A trade agreement (also known as a pact or deal) is a wide-ranging tax, tariff and trade treaty that often includes protections for investments and intellectual property rights. The Office of USTR oversees advisory committees composed of business, agriculture, small-business and service industries, nongovernmental environmental and conservation groups, retailers, consumer interests, and state and local governments with expertise in trade policy issues.
Trade agreements can be either multilateral, negotiated at the World Trade Organization, or bilateral. Generally, multilateral agreements are more effective than bilateral ones in terms of their ability to open markets and reduce barriers to trade. Multilateral agreements, such as the General Agreement on Tariffs and Trade or the World Trade Organization’s rules of origin, provide a mechanism for the most-favored-nation status and national treatment of nontariff restrictions that would otherwise be difficult to achieve through bilateral negotiations.
While reducing tariffs is usually a key goal, most modern trade pacts are far more complex than simple free-trade deals. They typically address regulatory harmonization on issues such as labor and intellectual property regulations, rules governing digital trade, and economic security coordination. They also set standards on government procurement.
Many countries today are negotiating PTA networks that cover large geographic regions, such as the EU-Mercosur agreement.

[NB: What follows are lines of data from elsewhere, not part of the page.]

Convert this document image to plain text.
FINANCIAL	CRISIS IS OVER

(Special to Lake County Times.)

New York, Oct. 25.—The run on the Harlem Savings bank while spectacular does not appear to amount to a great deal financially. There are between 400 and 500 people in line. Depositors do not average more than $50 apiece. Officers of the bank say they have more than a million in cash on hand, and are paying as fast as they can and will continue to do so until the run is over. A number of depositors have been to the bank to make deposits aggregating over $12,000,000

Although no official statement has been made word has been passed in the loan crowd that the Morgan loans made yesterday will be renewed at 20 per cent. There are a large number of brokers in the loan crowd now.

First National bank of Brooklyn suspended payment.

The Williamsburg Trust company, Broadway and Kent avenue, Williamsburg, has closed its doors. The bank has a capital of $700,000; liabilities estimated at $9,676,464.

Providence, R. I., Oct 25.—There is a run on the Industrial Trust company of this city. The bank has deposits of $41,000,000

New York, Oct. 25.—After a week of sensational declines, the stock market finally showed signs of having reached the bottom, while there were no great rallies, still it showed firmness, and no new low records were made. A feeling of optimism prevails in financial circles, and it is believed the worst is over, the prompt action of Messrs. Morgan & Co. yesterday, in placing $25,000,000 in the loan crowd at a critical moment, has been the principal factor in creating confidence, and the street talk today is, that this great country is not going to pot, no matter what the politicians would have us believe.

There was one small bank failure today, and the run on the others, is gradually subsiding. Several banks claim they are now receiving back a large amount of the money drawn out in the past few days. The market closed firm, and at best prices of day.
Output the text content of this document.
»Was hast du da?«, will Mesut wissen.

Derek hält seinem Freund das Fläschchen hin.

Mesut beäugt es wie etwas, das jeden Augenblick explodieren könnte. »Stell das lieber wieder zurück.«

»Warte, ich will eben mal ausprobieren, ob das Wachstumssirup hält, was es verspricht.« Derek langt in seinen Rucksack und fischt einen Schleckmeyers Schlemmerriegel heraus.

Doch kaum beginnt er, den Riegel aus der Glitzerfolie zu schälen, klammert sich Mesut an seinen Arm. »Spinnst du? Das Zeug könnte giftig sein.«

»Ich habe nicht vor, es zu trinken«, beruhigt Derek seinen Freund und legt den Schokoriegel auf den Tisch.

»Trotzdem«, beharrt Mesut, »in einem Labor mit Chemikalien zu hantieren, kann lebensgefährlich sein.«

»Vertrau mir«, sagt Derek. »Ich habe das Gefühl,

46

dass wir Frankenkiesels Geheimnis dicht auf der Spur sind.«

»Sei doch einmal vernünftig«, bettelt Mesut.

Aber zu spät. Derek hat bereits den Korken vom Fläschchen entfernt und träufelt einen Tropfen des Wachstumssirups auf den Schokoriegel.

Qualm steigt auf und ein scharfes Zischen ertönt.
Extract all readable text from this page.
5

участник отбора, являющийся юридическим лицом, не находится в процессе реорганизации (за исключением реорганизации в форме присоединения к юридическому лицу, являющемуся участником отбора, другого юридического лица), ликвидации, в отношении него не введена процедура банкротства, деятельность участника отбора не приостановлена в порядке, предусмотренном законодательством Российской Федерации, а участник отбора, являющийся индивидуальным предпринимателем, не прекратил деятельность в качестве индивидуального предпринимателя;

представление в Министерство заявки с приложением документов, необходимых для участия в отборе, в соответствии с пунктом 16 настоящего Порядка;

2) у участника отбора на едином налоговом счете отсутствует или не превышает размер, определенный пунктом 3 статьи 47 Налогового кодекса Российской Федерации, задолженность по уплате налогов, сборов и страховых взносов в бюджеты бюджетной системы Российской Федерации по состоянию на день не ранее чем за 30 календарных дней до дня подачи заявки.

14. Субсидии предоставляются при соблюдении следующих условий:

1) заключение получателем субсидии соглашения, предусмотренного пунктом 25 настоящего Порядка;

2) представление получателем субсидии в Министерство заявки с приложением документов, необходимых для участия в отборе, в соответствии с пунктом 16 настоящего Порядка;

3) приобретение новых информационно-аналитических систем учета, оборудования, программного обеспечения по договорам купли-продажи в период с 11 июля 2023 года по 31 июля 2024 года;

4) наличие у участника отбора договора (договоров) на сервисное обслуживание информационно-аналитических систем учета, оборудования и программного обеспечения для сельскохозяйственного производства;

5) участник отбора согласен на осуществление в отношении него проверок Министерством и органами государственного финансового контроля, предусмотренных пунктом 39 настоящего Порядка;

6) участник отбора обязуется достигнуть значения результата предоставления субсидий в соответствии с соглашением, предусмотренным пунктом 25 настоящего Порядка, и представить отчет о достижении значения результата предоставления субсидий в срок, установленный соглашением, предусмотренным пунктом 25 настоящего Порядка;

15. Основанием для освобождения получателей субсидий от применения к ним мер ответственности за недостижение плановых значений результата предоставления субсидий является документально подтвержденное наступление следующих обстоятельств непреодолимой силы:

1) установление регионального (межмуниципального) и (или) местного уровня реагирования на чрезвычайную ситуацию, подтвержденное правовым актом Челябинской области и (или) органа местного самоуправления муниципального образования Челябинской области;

In addition to lowering tariffs, these agreements can help companies expand into new markets by simplifying the rules that apply to goods and services in those countries. They can also improve business competitiveness by removing obstacles to entry, such as behind-the-border regulations that can restrict market access, including competition policies and government procurement rules. These types of regional trade agreements are sometimes referred to as “deep” agreements.